German pilots prevent over 200 migrant deportations this year
AFP Photo


Over 200 migrant deportations have been thwarted this year by German pilots simply grounding planes. Between January and September, 222 planned deportations did not happen due to pilots refusing to take off from Germany to return migrants to their countries of origin, according to media sources.

Most of these flights were headed to Afghanistan, considered a "safe country of origin" by the German government despite the ongoing conflict there.

Some 85 aborted flights were conducted by Lufthansa and its subsidiary Eurowings, with over half scheduled to depart from Frankfurt Airport.

Lufthansa representative Michael Lamberty said pilots decide whether to lift off during deportation flights on a "case-by-case" basis.
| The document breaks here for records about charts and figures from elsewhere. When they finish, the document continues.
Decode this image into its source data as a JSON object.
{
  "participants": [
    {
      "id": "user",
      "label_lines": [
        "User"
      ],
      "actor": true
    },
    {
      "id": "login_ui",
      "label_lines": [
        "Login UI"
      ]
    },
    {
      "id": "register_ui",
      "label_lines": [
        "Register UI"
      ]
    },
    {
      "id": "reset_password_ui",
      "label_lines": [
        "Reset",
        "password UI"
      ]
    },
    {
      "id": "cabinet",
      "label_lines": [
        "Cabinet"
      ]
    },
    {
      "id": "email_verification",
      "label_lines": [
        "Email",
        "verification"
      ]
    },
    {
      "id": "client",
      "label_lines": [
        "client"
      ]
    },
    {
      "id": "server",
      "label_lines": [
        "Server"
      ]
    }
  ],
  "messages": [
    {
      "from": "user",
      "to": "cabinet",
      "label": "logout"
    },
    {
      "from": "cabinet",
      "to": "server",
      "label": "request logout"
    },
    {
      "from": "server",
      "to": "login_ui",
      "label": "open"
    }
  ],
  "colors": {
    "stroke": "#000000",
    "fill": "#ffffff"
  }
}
"If he or she had the impression that flight safety could be affected, he must refuse to transport the passenger," Lamberty said. The exact reasons behind pilots refusing to fly remain unclear.
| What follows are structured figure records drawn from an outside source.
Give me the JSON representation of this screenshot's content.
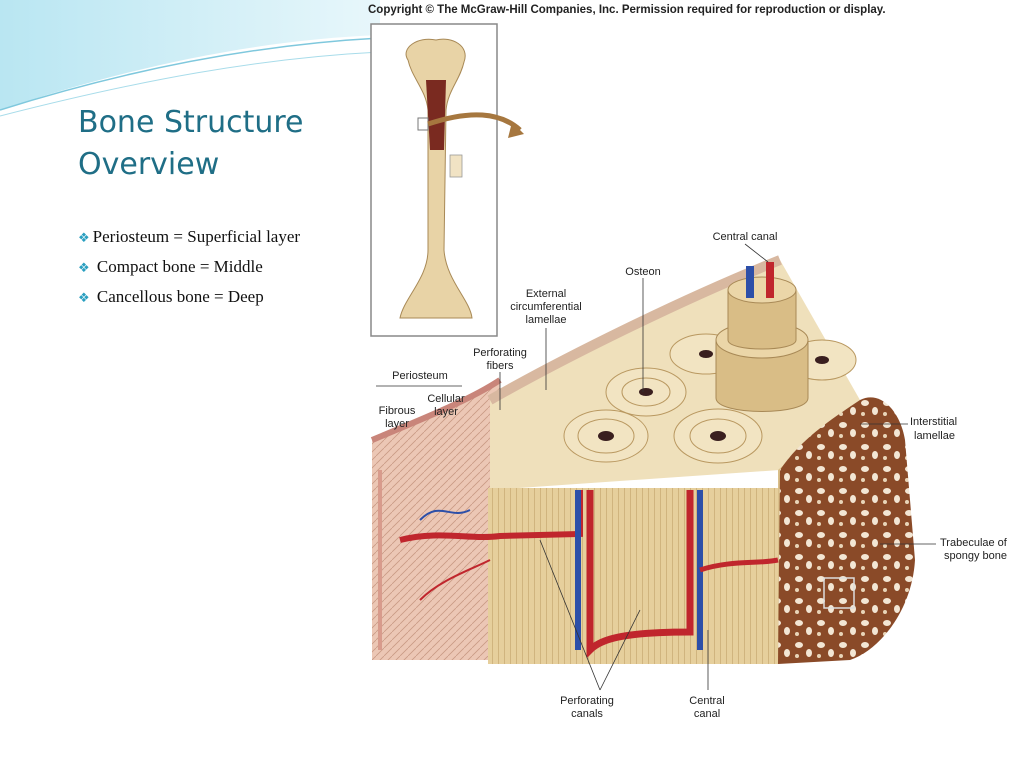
{
  "slide": {
    "title_line1": "Bone Structure",
    "title_line2": "Overview",
    "bullets": [
      {
        "marker_icon": "diamond-bullet-icon",
        "text": "Periosteum = Superficial  layer"
      },
      {
        "marker_icon": "diamond-bullet-icon",
        "text": "Compact bone = Middle"
      },
      {
        "marker_icon": "diamond-bullet-icon",
        "text": "Cancellous bone = Deep"
      }
    ]
  },
  "figure": {
    "copyright": "Copyright © The McGraw-Hill Companies, Inc. Permission required for reproduction or display.",
    "labels": {
      "central_canal_top": "Central canal",
      "osteon": "Osteon",
      "external_1": "External",
      "external_2": "circumferential",
      "external_3": "lamellae",
      "perforating_fibers_1": "Perforating",
      "perforating_fibers_2": "fibers",
      "periosteum": "Periosteum",
      "fibrous_1": "Fibrous",
      "fibrous_2": "layer",
      "cellular_1": "Cellular",
      "cellular_2": "layer",
      "interstitial_1": "Interstitial",
      "interstitial_2": "lamellae",
      "trabeculae_1": "Trabeculae of",
      "trabeculae_2": "spongy bone",
      "perforating_canals_1": "Perforating",
      "perforating_canals_2": "canals",
      "central_canal_bottom_1": "Central",
      "central_canal_bottom_2": "canal"
    }
  },
  "colors": {
    "title": "#1f6e86",
    "bullet_marker": "#2a9fc0",
    "header_swoosh": "#8fd3e6",
    "bone": "#e8d3a6",
    "artery": "#c0262d",
    "vein": "#2d4fa8",
    "periosteum": "#e7b9a8",
    "spongy_bone": "#7a3f22"
  }
}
On Thursday, 27 migrants were deported from Germany to Afghanistan, with their touch down in Kabul confirmed by the International Organization for Migration.

Nearly 500 activists staged protests at Frankfurt Airport to protest the largest deportation since January.

Germany has deported failed asylum seekers to Afghanistan and Pakistan, officials confirmed, in a move seen as controversial due to conflict in the region, according to DPA. The two charter flights touched down Wednesday night in the Pakistani capital Islamabad and yesterday morning in the Afghan capital Kabul.

The planes carried 27 Afghans and 28 Pakistanis, including both failed asylum seekers and others who were caught trying to enter Germany with fake papers, the officials said.

The Kabul-bound plane, leaving from Frankfurt, was carrying the largest group of deported migrants since the first flight in December 2016 when 34 people were on board to Kabul.

In eight deportation flights, Germany has now brought 155 Afghans back to their home country after an estimated 250,000 Afghans left for Europe in 2016 alone amid an ever-intensifying conflict with the resurgent Islamist Taliban movement.

The German Interior Ministry told dpa that among the 27 men on board, 17 were criminals, eight had not cooperated with authorities while clarifying their identity and two were terrorist suspects.

Authorities had restricted deportations to just those three groups after a massive truck bomb went off in front of the German Embassy in Kabul in May.